Athletes could be increasing their risk for sports injuries or simply wasting their time by practicing certain types of warm-ups and cool-downs, according to two practical new studies. Together, the new research indicates that a rigorous warm-up could keep you running smoothly during a sports season, whereas a popular cool-down technique, the ice bath, is likely only to leave you cold.

Anyone who plays sports or otherwise exercises has almost invariably heard that we should warm up before every training session and competition, and cool down after.

The warm-up is meant to ready us for the physical exertions to follow, allowing us to perform better and, in theory, not hurt ourselves.

The cool-down, on the other hand, is supposed to soothe tired muscles, easing some of the damage caused during training and preparing our bodies to return to exercise in the days ahead.

But there has been little scientific or anecdotal consensus about the ideal ways to warm up or cool down.

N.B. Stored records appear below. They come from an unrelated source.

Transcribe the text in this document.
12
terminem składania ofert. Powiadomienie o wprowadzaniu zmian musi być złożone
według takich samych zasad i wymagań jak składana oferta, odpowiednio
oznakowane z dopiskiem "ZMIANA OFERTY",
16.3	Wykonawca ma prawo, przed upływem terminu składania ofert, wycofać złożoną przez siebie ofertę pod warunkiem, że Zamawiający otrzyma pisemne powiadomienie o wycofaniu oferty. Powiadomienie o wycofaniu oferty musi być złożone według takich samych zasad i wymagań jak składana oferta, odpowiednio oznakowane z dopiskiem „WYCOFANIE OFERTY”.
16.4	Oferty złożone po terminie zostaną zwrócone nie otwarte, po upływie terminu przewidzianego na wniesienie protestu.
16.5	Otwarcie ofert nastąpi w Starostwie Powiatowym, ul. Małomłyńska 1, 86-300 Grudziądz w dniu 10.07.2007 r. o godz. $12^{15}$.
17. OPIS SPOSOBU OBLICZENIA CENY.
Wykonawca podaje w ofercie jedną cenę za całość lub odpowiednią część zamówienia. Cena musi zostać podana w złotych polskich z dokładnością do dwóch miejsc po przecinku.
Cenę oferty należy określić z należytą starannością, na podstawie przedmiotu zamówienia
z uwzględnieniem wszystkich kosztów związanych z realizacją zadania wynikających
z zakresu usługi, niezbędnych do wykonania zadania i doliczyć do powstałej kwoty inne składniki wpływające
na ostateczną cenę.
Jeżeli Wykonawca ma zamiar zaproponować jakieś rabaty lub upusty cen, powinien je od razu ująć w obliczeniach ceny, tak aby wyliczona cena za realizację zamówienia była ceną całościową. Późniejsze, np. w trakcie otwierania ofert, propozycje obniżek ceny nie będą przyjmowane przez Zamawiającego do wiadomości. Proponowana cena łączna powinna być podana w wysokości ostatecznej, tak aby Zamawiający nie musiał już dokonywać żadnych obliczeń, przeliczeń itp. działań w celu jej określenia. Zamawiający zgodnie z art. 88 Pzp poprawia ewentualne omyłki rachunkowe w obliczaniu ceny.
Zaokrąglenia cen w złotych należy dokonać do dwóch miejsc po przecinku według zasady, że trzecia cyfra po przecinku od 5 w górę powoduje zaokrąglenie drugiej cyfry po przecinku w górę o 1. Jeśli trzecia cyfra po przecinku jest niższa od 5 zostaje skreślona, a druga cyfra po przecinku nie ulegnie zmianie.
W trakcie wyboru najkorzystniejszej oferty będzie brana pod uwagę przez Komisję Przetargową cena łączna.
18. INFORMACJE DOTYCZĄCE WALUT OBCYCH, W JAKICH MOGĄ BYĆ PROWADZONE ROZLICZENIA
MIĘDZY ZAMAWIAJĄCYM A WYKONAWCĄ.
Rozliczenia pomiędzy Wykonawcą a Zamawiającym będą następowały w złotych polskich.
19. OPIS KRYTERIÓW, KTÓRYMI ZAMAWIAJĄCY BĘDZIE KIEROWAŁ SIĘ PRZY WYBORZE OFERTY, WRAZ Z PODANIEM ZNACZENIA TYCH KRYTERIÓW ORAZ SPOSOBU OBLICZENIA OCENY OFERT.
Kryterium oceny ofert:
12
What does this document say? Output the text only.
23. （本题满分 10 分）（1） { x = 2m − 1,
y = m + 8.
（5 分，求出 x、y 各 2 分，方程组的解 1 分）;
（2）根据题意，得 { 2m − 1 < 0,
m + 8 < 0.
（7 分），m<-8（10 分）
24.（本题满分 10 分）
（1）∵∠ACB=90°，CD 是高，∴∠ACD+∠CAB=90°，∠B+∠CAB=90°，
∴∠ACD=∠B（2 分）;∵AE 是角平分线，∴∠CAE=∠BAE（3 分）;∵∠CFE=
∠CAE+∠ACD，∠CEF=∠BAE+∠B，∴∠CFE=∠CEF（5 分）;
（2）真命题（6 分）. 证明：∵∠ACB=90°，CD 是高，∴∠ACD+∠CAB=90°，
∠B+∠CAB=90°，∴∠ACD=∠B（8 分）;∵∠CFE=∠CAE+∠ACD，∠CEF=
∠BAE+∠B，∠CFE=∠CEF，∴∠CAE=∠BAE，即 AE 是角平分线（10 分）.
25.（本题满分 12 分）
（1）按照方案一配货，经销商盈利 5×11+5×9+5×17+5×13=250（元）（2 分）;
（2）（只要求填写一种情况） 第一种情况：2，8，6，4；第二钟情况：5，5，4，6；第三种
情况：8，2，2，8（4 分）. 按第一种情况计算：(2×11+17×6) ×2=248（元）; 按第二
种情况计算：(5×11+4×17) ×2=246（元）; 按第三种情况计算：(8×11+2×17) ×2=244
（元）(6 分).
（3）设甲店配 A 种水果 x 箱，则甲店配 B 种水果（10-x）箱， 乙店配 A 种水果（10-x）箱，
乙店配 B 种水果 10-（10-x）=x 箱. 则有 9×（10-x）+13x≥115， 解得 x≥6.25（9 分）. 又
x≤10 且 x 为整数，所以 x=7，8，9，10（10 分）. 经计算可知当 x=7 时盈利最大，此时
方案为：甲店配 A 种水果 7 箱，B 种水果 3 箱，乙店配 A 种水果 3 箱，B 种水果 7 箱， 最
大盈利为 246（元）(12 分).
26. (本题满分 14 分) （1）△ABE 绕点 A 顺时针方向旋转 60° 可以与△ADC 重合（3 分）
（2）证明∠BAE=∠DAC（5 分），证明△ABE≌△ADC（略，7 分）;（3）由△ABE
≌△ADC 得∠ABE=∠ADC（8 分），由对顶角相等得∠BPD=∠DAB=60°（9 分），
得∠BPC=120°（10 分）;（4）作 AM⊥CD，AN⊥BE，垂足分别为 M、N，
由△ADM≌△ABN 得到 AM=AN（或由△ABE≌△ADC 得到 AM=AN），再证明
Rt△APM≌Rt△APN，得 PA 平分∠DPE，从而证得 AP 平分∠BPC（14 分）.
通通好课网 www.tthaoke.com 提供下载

So for the first of the new studies, which was published in January in the British Journal of Sports Medicine and is being presented next week at the IOC World Conference on sports-injury prevention in Monaco, scientists from the University of Copenhagen and other institutions decided to systematically examine the effects of some of the world’s best-known warm-up programs, the FIFA 11 and its recent update, the FIFA 11+.

Designed by sports scientists affiliated with FIFA, the original FIFA 11 warm-up is light and quick, lasting about 10 minutes and involving various kinds of jumping, shuffling and balancing exercises.

The updated FIFA 11+ is more intense, requiring repeated sprints and exercises such as squats, leg lifts and vertical leaps.

While many experiments have tested whether these warm-ups keep athletes healthy, most have been small and their results inconclusive. But the new study systematically pooled data from the best earlier studies, those that randomly assigned athletes to warm up either with a FIFA program or some other routine (usually stretching and jogging) and then tracked injury rates for at least a season.

By combining the results, the researchers wound up with information about almost 4,000 male and female recreational soccer players, ranging in age from adolescents to middle-aged adults.

And the outcomes were striking. Those boys, girls, men and women who regularly completed the FIFA 11+ warm-up before training or games were about 40 percent less likely to sustain knee, ankle, hamstring, and hip or groin injuries during the season than athletes who warmed up in other ways.

Interestingly, the easier FIFA 11 warm-up did not substantially reduce the incidence of subsequent injuries.